Hurricane season is just around the corner, but even if you don’t live in an area prone to hurricanes knowing how to get your car ready for a bad storm can save you a lot of time, money, and energy. While the idea of preparing your car for a hurricane seems as simple as pulling into your garage, that isn’t always possible. People who live in apartments, townhomes, or have more cars than they have garage space find themselves especially stressed when it comes to large storms, but there are a few things you can do to help maintain your car’s safety.
Preparing for worse weather
I’d love to pull all of my cars into the safety and comfort of my garage at my house, but I have more cars than I do garage space, and just because my car is in the garage doesn’t mean it’s going to avoid floodwater. Flooding in garages can turn your ideal situation into a total nightmare, and that can mean even in your garage your car isn’t safe. The first precaution is to make sure that if you can put your car into your garage, that you do — this seems like the obvious first point. The second is to spend as much time and energy preparing your garage for a flood as you would your house. That can be as simple as sandbags around the garage door, or using other methods to weigh your garage door down.

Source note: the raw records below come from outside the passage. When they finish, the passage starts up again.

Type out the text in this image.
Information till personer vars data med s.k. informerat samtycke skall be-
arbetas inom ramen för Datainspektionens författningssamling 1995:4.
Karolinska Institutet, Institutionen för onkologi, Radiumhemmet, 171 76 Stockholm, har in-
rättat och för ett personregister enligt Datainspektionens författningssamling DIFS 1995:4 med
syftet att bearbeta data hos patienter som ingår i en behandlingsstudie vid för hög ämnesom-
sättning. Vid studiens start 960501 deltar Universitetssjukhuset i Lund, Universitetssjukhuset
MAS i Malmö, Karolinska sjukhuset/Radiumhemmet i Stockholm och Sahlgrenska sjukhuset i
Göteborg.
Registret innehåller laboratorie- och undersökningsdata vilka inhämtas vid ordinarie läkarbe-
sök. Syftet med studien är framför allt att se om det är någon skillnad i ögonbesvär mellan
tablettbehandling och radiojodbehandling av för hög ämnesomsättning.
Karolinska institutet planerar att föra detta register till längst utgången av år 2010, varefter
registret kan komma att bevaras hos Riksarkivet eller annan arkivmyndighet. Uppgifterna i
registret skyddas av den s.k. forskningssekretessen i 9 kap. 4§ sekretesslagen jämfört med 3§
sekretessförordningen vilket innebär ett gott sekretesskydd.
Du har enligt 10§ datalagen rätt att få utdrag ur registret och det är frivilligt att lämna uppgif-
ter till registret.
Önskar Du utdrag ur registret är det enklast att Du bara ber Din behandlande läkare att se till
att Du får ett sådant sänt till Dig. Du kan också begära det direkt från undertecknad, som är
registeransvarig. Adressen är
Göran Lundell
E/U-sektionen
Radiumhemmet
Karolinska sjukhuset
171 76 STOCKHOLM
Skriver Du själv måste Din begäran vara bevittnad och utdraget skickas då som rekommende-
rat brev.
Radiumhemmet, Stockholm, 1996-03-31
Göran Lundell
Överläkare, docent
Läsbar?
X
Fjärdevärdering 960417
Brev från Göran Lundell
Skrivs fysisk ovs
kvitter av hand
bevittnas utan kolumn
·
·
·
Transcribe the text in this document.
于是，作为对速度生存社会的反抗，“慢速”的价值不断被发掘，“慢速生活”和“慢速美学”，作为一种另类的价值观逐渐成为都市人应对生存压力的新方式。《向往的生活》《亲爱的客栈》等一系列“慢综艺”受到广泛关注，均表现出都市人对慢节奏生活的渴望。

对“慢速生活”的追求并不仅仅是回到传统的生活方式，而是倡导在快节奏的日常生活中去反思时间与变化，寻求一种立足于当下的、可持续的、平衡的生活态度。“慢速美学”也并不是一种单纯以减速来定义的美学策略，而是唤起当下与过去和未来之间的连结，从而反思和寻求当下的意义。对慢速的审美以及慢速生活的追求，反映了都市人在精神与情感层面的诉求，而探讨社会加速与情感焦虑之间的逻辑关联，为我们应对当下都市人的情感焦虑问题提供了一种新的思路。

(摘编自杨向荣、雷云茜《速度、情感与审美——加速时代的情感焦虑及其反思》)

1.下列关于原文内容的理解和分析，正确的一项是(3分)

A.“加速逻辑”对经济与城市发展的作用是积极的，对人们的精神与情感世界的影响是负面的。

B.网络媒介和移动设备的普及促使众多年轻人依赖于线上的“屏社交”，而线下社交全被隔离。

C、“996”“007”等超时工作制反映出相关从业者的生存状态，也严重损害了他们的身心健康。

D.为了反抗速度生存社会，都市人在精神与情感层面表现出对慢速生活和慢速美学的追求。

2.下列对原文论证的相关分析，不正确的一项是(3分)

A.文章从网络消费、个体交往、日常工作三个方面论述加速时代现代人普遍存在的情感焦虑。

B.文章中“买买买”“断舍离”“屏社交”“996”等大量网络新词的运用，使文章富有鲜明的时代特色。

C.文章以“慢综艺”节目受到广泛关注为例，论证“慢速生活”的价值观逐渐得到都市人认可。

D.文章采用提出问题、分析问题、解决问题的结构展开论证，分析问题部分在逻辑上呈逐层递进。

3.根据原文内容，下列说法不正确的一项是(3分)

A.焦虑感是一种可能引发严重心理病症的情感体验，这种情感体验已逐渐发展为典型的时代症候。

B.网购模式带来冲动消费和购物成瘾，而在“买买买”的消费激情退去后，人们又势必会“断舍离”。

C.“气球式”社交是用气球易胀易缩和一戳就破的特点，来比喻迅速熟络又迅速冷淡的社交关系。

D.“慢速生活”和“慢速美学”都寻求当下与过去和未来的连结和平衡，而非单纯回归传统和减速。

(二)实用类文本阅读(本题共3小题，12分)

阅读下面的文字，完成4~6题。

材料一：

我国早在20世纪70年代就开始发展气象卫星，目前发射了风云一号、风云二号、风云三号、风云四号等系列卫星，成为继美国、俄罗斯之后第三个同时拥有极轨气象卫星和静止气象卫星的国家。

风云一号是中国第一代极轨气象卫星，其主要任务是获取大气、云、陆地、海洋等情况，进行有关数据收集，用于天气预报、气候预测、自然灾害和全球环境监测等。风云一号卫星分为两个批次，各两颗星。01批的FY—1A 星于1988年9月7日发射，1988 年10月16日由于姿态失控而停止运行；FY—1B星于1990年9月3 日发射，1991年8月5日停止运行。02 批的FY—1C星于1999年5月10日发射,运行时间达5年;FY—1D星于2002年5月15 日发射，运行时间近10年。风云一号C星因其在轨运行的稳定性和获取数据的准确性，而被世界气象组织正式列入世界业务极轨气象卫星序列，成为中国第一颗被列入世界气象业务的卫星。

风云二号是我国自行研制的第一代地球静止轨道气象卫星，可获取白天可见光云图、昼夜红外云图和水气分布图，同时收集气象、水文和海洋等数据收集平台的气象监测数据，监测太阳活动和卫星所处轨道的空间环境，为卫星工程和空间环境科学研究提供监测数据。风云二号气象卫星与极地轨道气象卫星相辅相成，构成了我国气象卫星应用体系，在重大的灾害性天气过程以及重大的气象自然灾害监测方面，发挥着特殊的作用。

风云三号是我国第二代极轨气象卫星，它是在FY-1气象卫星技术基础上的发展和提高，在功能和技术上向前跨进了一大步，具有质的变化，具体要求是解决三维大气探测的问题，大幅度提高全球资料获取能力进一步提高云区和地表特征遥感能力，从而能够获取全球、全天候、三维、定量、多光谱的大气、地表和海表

If you can’t keep your car in the garage, many people may try to find an alternate method of sheltering their car. For some people, a local parking garage can provide a decent amount of protection, and can be elevated several stories. Some are more enclosed than others, but they are less likely to have heavy debris flying around, and there is no chance of a car falling onto your car and totaling it.
If all else fails
If a private or a public garage isn’t an option, there are still some things you can do to keep your car safe at home. The first concern people have is with trying to find a good place to park their car. While you can’t predict what random debris might be flying around, you should avoid parking under large trees or street lights that could collapse onto your car. Investing in a car cover — even an inexpensive one, can help to protect your car from smaller debris.
If storms get bad enough sometimes people are forced to evacuate from their homes, and this can be a good option for many people. If your plan is to evacuate, there are still some precautions you can take. Taking care to make sure you haven’t crammed everything you own into your trunk sounds easier than it actually turns out to be, but having our cars packed full of belonging, family, and pets can reduce visibility, and with the stress of evacuating can be a major distraction.
Hurricane season is inevitable, just like major storms and snow storms, but that doesn’t have to leave car owners hopeless. While many of these tips seem pretty self-explanatory, in times of crisis sometimes its hard to decide what all of your options are. As a car owner, you may have access to more of these options or less, and it all depends on your comfort level when it comes to keeping your family and you car safe.